THE PARIS MUSE
Author: Louisa Treger
Publisher: Bloomsbury
Reviewer: Beryl Eichenberger
Best-selling UK author Louisa Treger writes about women in history. While she fictionalizes the story the reader steps into their life and times with such ease that you are immersed and wrapped in the story as it unfolds. She seeks out women who are boundary-breaking, colourful and unconventional, ahead of their time, who reject the submissive role women were expected to play. Their stories have sometimes been overlooked so she provides a legacy, a new perspective of a time or famous person and perhaps alerts a new generation to an inspiring story.
It is all of this that she brings to her latest novel, The Paris Muse, perhaps ‘the greatest love affair in art history’ – the Dora Maar and Pablo Picasso relationship. But it is Maar who holds centre stage, who receives the recognition and empathy of Treger’s pen. The prologue of the book, set in 1975 some two years after Picasso’s death, sets the scene, reminding Maar how little her own work is valued, spurring her to tell her story.
I have to admit that I had never heard of Dora Maar so this book was a revelation as Treger intricately and vividly relates an intense and talented life.
Maar and Picasso were together for some 8 years in a passionate ‘agony and ecstasy’ affair. Their tangled partnership in the Paris of the 1930s and early 1940s was almost an analogy of the approaching war. Dora was a committed anti-fascist, not afraid to show it. As her relationship with Picasso progressed so did the marching of the Nazis, artists fearing for their work and their lives; the couple were not immune to this. But she was seen as his muse, inspiring him to some of his most celebrated works; ‘Guernica’ and ‘Weeping Woman’.

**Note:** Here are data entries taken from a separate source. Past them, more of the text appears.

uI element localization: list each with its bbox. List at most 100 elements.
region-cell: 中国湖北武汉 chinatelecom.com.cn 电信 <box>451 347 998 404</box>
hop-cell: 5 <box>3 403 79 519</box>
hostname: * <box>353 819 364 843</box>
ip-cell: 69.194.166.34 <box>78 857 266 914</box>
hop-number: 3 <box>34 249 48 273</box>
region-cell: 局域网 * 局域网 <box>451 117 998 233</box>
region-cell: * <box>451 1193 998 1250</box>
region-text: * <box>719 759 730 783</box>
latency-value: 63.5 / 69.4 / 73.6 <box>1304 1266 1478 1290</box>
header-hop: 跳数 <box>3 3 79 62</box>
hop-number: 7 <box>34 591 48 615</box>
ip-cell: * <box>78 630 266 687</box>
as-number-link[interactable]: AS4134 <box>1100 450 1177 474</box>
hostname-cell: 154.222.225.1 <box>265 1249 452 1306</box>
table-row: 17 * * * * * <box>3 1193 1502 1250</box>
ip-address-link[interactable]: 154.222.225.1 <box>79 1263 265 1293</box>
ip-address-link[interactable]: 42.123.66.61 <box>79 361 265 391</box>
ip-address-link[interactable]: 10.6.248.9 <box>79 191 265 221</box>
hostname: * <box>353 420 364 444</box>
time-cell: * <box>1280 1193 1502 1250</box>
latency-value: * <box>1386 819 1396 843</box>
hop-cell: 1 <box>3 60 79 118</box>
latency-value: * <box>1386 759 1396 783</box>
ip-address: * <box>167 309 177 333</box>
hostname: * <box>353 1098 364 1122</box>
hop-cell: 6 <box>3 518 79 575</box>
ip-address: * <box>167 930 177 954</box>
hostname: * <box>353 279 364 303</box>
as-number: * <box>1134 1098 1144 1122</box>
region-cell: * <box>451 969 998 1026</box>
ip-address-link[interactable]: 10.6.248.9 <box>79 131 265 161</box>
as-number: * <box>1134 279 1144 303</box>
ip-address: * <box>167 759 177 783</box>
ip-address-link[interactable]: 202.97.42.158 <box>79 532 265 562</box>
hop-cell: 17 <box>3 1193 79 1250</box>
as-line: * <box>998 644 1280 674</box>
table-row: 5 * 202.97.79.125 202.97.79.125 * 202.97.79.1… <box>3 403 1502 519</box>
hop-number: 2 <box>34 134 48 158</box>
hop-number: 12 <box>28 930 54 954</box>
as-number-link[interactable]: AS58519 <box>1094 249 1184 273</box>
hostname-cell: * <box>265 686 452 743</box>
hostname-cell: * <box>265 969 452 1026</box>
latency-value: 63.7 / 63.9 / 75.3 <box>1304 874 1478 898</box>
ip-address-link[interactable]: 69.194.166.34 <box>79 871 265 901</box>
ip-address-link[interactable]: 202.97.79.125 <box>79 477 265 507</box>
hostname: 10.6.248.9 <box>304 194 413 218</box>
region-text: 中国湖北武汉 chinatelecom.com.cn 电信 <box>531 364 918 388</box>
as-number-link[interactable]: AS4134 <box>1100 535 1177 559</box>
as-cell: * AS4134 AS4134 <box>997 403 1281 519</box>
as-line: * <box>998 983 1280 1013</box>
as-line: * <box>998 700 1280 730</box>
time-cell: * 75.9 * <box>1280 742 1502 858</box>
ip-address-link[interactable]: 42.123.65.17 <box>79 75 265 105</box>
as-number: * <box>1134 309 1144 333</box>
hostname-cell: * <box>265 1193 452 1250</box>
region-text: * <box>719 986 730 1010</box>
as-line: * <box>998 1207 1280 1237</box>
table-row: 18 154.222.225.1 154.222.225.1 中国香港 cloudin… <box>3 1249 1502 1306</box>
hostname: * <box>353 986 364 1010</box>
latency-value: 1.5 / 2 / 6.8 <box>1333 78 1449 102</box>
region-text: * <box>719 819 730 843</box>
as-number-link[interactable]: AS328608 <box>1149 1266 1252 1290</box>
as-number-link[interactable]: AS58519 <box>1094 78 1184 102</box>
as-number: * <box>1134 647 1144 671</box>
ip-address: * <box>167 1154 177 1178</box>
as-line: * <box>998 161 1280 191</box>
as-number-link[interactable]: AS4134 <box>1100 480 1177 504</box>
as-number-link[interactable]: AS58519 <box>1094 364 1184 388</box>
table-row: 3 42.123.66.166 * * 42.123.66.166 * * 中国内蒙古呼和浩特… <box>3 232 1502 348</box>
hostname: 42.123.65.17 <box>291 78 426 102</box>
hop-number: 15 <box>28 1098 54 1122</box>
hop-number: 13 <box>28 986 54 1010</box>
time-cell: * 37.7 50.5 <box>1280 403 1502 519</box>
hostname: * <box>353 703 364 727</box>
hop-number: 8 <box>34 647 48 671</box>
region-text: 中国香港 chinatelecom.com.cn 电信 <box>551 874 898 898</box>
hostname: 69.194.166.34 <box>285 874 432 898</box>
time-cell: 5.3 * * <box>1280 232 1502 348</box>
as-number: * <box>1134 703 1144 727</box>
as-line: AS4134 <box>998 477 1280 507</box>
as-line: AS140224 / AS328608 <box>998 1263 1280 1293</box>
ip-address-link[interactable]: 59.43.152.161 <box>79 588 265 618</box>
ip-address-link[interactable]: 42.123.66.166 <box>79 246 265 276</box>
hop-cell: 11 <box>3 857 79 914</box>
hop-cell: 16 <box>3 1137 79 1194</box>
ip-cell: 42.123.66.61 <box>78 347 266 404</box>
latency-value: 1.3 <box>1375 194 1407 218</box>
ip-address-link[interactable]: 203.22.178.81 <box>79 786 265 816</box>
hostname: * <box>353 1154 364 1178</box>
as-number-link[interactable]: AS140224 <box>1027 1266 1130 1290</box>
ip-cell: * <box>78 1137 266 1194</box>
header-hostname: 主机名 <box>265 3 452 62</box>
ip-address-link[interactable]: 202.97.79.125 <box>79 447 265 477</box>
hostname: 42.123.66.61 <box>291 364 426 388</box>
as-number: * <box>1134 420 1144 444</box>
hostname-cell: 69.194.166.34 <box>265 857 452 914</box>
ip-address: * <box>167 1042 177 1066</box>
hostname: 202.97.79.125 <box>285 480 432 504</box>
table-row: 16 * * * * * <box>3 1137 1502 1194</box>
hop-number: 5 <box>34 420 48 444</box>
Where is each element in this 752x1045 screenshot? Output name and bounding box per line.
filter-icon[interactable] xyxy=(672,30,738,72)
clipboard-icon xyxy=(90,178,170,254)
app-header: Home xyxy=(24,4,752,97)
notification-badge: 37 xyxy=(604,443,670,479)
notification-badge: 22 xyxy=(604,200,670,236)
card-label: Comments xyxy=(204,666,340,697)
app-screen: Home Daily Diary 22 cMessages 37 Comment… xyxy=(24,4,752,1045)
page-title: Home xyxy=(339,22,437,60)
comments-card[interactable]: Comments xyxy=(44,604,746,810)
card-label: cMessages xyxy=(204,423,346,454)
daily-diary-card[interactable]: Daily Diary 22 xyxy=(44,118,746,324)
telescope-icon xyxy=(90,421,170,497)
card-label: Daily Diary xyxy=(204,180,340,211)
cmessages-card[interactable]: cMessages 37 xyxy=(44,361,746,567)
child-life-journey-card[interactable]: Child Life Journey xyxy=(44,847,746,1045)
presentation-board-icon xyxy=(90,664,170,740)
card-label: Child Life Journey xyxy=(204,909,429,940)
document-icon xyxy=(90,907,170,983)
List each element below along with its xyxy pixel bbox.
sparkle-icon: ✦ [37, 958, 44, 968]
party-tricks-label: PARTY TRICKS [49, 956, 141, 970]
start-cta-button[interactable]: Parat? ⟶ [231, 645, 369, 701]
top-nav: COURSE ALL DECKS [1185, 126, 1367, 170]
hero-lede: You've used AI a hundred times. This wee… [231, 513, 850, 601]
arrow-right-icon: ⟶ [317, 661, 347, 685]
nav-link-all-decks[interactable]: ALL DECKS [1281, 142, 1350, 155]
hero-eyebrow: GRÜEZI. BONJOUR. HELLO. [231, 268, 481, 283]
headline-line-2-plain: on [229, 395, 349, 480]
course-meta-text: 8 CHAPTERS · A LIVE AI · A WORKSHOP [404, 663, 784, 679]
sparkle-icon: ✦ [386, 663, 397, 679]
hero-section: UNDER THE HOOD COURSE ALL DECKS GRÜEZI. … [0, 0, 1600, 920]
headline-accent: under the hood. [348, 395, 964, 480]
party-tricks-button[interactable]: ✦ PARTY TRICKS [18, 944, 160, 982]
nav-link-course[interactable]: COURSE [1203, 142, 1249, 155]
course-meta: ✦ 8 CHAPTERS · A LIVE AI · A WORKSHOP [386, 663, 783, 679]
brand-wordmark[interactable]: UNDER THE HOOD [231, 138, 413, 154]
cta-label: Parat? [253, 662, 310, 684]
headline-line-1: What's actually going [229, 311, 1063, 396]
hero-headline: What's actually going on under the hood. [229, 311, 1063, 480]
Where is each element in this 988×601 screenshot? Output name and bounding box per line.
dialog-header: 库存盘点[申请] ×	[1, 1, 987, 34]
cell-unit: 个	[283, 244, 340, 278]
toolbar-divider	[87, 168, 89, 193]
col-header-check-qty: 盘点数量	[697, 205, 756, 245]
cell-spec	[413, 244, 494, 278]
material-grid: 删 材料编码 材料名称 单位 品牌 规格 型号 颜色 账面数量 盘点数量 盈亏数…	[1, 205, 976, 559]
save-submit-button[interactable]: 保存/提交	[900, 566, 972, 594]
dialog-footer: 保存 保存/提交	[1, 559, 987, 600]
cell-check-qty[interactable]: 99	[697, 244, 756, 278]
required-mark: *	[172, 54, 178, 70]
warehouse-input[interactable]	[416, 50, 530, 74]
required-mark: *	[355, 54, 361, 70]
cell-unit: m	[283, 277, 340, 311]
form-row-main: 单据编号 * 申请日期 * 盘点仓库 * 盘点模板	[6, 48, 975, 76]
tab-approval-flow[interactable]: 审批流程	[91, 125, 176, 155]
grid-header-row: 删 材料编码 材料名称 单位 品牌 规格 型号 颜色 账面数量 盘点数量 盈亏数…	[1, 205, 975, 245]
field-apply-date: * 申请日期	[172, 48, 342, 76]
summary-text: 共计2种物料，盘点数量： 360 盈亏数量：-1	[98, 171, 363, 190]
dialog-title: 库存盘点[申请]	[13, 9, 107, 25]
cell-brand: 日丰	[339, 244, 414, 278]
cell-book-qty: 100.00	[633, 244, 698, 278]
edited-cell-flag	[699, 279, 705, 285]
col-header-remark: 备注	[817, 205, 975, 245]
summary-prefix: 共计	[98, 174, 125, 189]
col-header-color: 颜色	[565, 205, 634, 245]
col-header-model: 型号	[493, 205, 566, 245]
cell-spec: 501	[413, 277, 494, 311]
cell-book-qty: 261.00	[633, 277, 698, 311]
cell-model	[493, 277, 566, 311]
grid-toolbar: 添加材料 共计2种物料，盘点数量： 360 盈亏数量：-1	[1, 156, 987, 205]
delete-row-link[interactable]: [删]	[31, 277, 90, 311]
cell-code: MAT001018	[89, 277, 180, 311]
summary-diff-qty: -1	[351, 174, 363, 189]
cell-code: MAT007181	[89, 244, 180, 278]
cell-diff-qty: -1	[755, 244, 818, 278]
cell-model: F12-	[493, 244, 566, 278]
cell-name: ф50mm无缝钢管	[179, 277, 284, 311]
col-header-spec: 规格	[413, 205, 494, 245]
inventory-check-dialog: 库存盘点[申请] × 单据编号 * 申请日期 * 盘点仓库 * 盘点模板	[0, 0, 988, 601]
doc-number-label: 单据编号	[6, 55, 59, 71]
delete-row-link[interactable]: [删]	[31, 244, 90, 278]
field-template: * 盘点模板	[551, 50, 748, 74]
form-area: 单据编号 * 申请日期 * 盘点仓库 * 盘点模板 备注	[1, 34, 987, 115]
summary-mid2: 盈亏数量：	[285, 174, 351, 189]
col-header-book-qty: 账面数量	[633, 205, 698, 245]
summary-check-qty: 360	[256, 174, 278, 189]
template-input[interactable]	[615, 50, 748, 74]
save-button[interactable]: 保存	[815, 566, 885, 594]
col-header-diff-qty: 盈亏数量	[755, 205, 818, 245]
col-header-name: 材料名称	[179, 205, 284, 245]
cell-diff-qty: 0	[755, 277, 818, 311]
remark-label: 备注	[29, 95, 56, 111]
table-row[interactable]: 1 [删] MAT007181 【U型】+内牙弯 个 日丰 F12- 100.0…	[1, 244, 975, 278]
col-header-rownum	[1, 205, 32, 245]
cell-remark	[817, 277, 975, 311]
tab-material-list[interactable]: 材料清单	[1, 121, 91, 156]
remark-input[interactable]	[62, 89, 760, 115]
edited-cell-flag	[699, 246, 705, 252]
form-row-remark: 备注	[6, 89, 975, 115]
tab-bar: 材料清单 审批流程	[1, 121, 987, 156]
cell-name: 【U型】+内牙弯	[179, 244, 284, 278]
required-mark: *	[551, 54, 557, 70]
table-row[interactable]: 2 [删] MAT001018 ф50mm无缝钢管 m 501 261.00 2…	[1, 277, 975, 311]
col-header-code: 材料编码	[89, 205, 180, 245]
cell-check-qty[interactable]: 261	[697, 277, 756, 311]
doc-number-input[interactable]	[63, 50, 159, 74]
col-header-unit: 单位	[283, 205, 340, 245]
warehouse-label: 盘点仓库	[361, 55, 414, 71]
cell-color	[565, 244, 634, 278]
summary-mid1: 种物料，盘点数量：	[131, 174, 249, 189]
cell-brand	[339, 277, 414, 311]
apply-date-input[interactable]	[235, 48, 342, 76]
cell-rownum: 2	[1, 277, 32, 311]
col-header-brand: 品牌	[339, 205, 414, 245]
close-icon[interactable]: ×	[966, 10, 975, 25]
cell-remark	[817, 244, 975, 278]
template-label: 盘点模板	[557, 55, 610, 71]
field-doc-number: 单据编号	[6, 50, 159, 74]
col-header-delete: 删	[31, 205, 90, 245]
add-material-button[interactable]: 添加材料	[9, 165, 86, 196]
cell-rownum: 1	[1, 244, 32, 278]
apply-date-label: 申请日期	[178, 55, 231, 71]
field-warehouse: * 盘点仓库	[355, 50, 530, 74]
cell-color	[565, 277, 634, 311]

But Maar was an artist and photographer in her own right, creative and inventive, a major part of the Surrealist movement. Her early years in Buenos Aires with a needy French mother and an adored Yugoslavian father were protected. But her father recognized her creativity and at 14 years old gave her a camera. She had a unique eye, translated into both photography – a world she never truly left – and painting. Moving to Paris in 1926 allowed her to study and enter the world of art and the artists. She was planted firmly on a career path owning her own studio. Living an independent life.
Manipulating a meeting with her nemesis Picasso revealed her dark side, an action that proved to be a portent to their future. They fed off each other.
Treger tells the story with compassion. It pulses with atmosphere, tensions, laughs and love, bringing the many characters to meaningful life. That the relationship was anguished, cruel and undermining is obvious – highs and desperate lows as the narcissistic Picasso destroys, rebuilds and then discards. It was a toxic, heady love. Unflinching, highlighting the erotic, free living insecurities of the artists circles, it was inevitable that Maar was destroyed when the affair ended.
A retrospective of Maar’s work in 2020 at the Tate Modern was the trigger for Treger to research and write this absorbing novel. It is a look through the window of an artist’s life whose extraordinary legacy can now be seen in her own frame. That feeling is echoed with the cover – a self-portrait of Dora gazing pensively through a window. Highly recommended.